Cheryl lived on the other side of town, in a new development of large homes set back from streets with equestrian names that evoked rich leather saddles and patrician roots. Many of the homes had horse pastures and sweeping views out over the Columbia Plateau. At Cheryl’s house, on Appaloosa Way, no one was screaming or fighting. Cheryl’s older brothers didn’t torment her. There were framed pictures of her family on the walls, pleasant-smelling candles in the bathroom, no darts shooting out from behind bedroom doors, and there was no clutter in the hallway or on the stairs. Even their garage was neatly organized. Being at Cheryl’s was like traveling into an opposite universe. I started to spend almost as much time there as at my home.

Cheryl’s parents, Mary and Dick, were kind and generous. They invited me to spend the night all the time. They could see past my tough front. They could tell I was a good kid. Their biggest concern was my risk-taking: I was always the first one to jump off a cliff into the river, to try to swim out to an island, to leap between balconies at a motel where we were staying with our soccer team. I urged Cheryl to keep up with me, to try something new.

The truth, however, is that I’m not completely fearless. When I was a small child, I had dreams that my stomach was sliced open by pirates, and I would cry and crawl into my father’s arms upon waking. I’m scared of flying, a difficult fear to deal with, considering my job and lifestyle. And I’m terrified of sharks, so I get nervous in the ocean.

But in general, Mary and Dick were right. I took risks; I wasn’t intimidated by much. Why should I have been? I was coping with risk and threat on a daily basis at home.

VIII.

In middle school, I was assigned to write a paper about what I wanted to be when I grew up. It was then that I decided: I am going to be a professional soccer player.

I was dreaming for something that didn’t even exist. This was years before the 1996 Summer Olympics, when the U.S. women’s soccer team first entered the nation’s consciousness. This was long before any kind of professional women’s league had been established. I didn’t even know the names Mia Hamm or Michelle Akers. I didn’t have any role models. But I knew how soccer made me feel, and I knew I wanted to hold on to that feeling for the rest of my life.

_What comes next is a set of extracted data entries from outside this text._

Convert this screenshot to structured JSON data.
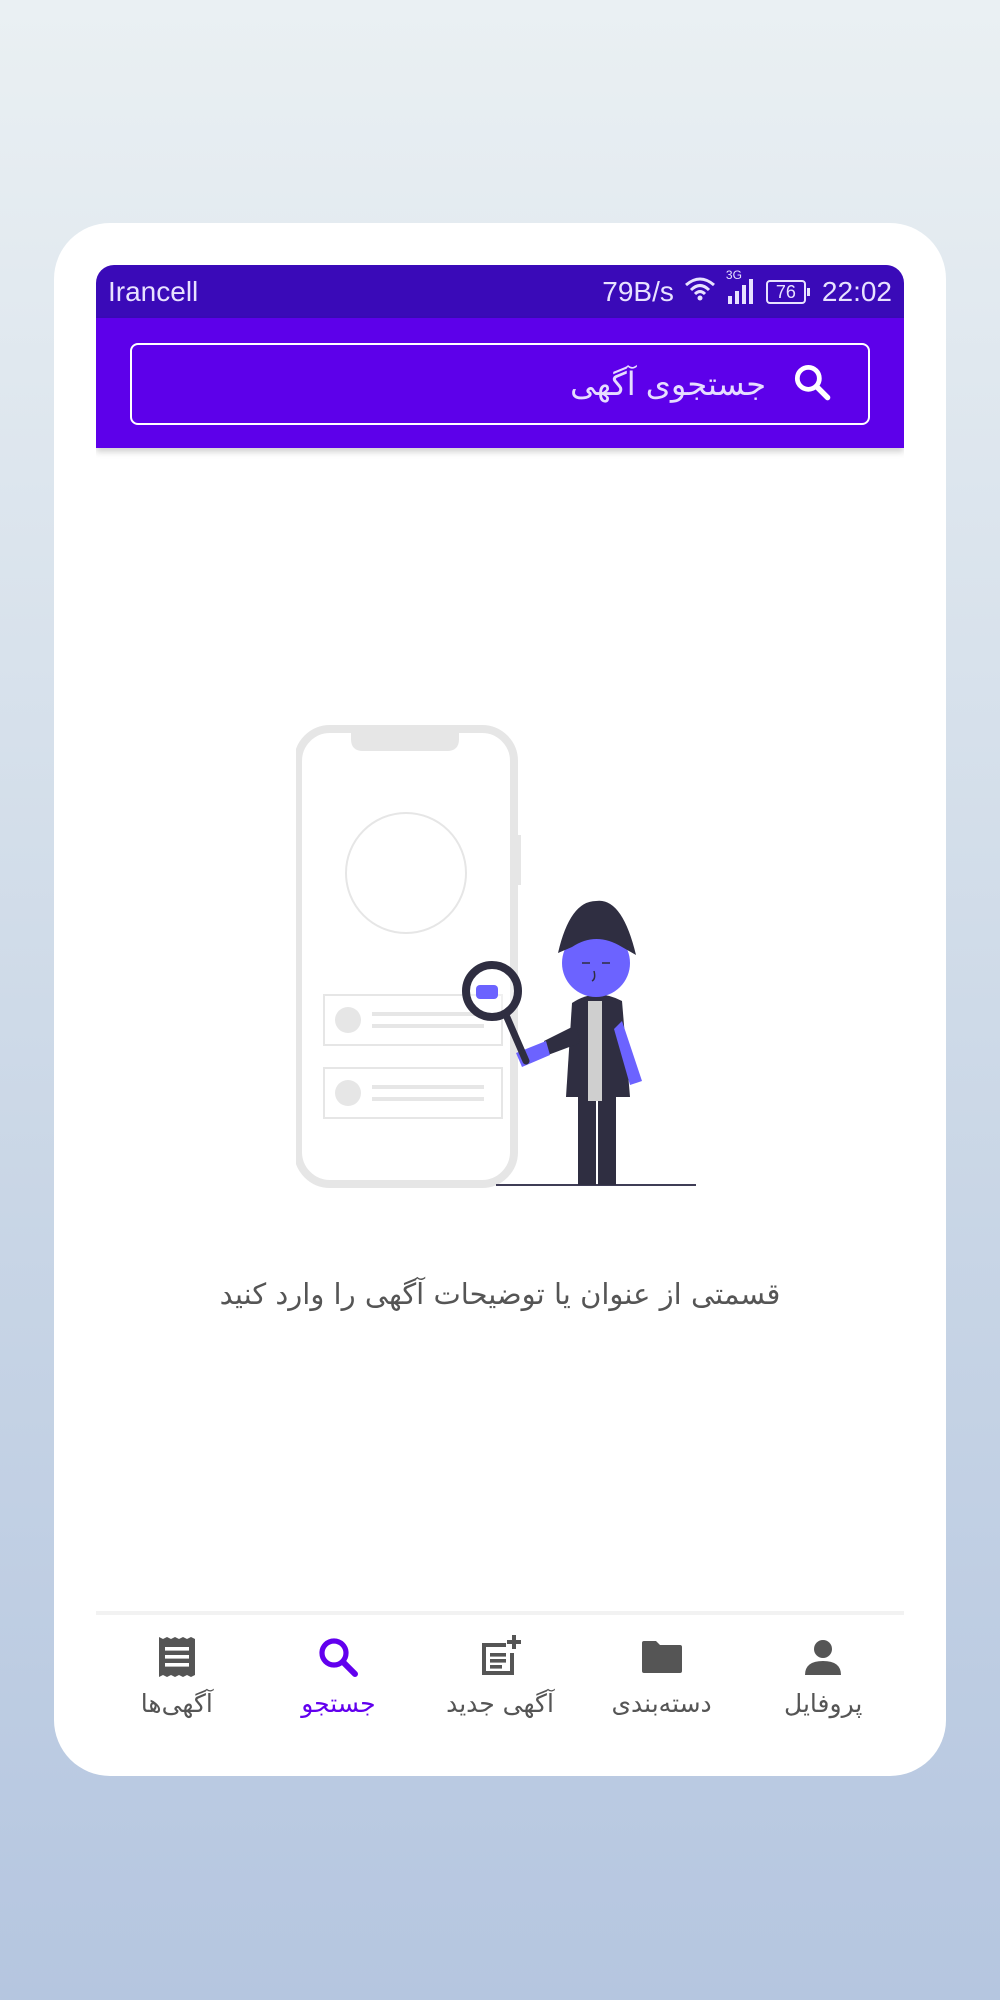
{
  "statusbar": {
    "carrier": "Irancell",
    "speed": "79B/s",
    "network": "3G",
    "battery": "76",
    "time": "22:02"
  },
  "search": {
    "placeholder": "جستجوی آگهی",
    "icon": "search-icon"
  },
  "empty_state": {
    "illustration": "person-with-magnifier-and-phone",
    "hint": "قسمتی از عنوان یا توضیحات آگهی را وارد کنید"
  },
  "bottom_nav": {
    "items": [
      {
        "label": "آگهی‌ها",
        "icon": "list-icon"
      },
      {
        "label": "جستجو",
        "icon": "search-icon",
        "active": true
      },
      {
        "label": "آگهی جدید",
        "icon": "new-post-icon"
      },
      {
        "label": "دسته‌بندی",
        "icon": "folder-icon"
      },
      {
        "label": "پروفایل",
        "icon": "person-icon"
      }
    ]
  },
  "colors": {
    "statusbar": "#3a0ab8",
    "appbar": "#5d00ea",
    "active": "#6200ee",
    "inactive": "#555555"
  }
}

Life was calm and ordered on the soccer field. I was special. My strength and aggression were a plus—I dominated as a forward. Back then, no coach would have ever dreamed of taking me off the field and sticking me in goal. I was a playmaker. Sure, if our team needed a goalkeeper, I was perfectly willing to fill in for a half—some kids didn’t have the stomach for it, but I didn’t care. I was fearless. But I was too good an athlete to be stuck in goal. That was where the slow, overweight girls played, the uncoordinated ones who couldn’t run or score. I was a goal-scoring machine, always leading the attack. I felt free and unburdened when I was on the soccer field.